Geographically, Awgu LGA is located approximately between latitudes 06 00’ and 06 19’ North of the Equator and longitudes 07 23’ and 07 35’ East of the Greenwich Meridian. Awgu LGA is bounded in the north by Udi and Nkanu West LGAs, in the west by Oji River LGA, Aninri LGA and Ivo LGA of Ebonyi State in the East, and shares borders with Umunneochi LGA of Abia State in the South. Communities in Awgu south constituency are Awgu, Mmakụ, Mgbowo, among others. Awgu north constituency has Agbogugu, Ogugu, among others.

== Economy ==
The major economic activity for majority of the population is subsistence farming and crops such as cassava, yam, cocoyam, vegetables, maize, oil bean, breadfruit etc. are grown.
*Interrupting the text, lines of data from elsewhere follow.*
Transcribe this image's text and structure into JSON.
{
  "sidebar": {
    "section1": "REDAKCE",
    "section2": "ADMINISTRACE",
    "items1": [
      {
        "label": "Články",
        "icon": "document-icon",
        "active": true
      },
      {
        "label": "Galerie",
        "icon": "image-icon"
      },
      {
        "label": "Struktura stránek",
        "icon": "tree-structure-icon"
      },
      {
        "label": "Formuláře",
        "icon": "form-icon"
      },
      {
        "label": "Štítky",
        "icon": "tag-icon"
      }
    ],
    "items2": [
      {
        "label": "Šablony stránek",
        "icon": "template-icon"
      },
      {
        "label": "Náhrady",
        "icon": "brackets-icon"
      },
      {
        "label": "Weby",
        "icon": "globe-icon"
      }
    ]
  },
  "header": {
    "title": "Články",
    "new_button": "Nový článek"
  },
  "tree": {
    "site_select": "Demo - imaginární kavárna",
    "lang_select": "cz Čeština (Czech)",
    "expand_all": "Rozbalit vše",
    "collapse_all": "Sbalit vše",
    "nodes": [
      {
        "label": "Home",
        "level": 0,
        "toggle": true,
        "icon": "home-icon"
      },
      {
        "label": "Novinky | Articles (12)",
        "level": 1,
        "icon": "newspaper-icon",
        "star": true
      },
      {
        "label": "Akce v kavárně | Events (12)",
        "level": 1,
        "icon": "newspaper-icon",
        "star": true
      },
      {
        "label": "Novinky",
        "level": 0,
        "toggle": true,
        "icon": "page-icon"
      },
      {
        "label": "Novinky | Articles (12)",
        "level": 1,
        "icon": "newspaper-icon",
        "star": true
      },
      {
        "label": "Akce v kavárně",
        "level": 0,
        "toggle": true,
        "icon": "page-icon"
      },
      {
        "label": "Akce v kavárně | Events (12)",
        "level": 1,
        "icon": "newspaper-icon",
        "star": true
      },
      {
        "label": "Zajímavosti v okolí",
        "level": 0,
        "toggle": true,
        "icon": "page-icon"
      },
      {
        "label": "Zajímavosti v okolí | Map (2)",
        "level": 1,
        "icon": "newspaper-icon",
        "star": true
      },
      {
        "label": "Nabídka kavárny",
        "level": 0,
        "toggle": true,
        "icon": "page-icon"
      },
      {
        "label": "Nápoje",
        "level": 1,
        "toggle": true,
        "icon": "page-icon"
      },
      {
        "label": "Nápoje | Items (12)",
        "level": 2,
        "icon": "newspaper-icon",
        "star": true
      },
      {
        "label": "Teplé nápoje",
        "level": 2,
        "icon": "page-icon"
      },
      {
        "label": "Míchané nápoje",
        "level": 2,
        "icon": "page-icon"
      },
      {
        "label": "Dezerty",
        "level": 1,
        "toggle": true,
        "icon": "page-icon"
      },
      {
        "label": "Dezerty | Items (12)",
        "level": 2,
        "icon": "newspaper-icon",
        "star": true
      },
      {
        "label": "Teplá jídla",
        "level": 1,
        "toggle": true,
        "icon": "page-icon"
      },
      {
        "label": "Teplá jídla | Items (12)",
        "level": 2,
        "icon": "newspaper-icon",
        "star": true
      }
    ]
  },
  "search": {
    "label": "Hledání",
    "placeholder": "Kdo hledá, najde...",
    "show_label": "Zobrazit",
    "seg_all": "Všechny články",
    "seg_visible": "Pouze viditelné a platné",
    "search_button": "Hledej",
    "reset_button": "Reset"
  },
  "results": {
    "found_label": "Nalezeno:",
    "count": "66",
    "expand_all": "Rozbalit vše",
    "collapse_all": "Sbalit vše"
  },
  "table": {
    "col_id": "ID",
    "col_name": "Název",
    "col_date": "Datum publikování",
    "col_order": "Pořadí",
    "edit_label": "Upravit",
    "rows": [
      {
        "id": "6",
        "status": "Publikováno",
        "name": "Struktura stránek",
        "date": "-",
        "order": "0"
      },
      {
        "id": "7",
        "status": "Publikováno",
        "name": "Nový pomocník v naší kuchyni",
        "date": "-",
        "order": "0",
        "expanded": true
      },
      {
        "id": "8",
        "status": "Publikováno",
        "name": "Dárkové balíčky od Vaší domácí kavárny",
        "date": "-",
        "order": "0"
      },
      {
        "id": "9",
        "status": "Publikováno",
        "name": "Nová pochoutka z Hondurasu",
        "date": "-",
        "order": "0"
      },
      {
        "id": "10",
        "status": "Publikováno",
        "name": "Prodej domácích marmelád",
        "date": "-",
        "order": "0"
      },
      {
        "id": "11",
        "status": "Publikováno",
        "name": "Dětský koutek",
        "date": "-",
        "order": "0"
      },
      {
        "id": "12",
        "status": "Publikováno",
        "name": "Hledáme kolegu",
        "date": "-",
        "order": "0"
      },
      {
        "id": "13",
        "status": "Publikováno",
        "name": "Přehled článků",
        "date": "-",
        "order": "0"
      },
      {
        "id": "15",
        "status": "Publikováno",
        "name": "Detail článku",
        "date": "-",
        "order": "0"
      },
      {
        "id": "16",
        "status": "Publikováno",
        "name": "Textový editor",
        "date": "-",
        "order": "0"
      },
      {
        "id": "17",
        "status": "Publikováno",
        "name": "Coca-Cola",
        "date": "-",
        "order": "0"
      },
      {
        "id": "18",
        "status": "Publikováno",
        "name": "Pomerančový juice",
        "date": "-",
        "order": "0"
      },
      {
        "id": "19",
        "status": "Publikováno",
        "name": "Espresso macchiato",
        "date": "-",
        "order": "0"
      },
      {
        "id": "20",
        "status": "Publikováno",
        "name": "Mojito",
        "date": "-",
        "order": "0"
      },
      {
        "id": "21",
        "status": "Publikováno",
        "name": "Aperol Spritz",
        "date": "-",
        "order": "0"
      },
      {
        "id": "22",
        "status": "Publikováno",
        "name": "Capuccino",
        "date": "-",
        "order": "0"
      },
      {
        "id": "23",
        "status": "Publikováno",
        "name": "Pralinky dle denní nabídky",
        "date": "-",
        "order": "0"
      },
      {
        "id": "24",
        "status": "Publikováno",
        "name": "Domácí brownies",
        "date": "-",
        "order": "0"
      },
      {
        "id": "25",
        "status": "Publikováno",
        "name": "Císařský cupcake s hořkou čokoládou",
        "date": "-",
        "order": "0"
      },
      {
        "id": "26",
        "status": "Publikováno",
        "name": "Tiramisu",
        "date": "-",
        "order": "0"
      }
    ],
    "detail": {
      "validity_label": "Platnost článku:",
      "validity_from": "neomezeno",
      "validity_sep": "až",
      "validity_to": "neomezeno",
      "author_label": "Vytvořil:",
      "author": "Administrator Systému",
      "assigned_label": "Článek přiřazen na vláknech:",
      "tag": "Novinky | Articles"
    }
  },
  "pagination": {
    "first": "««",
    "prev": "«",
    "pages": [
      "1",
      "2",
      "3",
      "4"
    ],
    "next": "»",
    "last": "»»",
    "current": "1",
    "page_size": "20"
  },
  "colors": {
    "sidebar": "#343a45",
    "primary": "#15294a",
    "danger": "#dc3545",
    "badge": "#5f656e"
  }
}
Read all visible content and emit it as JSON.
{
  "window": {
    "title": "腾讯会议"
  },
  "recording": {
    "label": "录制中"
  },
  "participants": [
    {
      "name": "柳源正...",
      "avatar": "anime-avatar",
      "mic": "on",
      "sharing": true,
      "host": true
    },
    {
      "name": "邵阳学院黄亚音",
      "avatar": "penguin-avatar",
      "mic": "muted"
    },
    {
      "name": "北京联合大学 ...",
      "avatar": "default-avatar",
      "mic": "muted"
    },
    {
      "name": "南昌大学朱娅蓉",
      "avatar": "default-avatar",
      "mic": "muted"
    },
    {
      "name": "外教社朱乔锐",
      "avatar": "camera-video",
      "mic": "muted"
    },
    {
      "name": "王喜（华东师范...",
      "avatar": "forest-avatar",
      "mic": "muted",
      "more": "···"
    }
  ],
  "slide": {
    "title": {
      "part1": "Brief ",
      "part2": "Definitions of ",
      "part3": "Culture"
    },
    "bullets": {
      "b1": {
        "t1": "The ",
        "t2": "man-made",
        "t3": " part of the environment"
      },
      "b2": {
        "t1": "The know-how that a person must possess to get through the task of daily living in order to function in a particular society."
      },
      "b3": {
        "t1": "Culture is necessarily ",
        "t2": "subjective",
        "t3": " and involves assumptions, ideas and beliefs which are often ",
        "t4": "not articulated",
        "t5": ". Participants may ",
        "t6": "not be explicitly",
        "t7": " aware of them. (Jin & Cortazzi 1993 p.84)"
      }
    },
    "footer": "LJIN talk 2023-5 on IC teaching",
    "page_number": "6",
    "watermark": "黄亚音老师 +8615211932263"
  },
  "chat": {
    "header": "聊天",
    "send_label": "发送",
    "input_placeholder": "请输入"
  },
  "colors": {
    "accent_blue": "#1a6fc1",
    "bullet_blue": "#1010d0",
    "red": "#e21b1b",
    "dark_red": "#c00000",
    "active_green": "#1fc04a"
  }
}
Bush fallowing, mixed cropping and shifting cultivation are some of their farming practices. Livestock rearing is also common among some of the people. Palm wine extraction and stone quarrying are other economic activities also undertaken in Awgu. The major market in Awgu LGA is the Oye market. Various farm products are traded in the market on wholesale and retail basis every four days. Many of the people take their farm produce to sell in the market in exchange for other commodities they cannot produce. People from Nkanu and Enugu urban also patronize the traders in this market especially for cassava and vegetables.

== Climate ==
With temperatures ranging from 65 °F to 88 °F and infrequently dropping below 58 °F or rising over 91 °F, the environment has a warm, oppressive rainy season and a hot, muggy, partly cloudy dry season.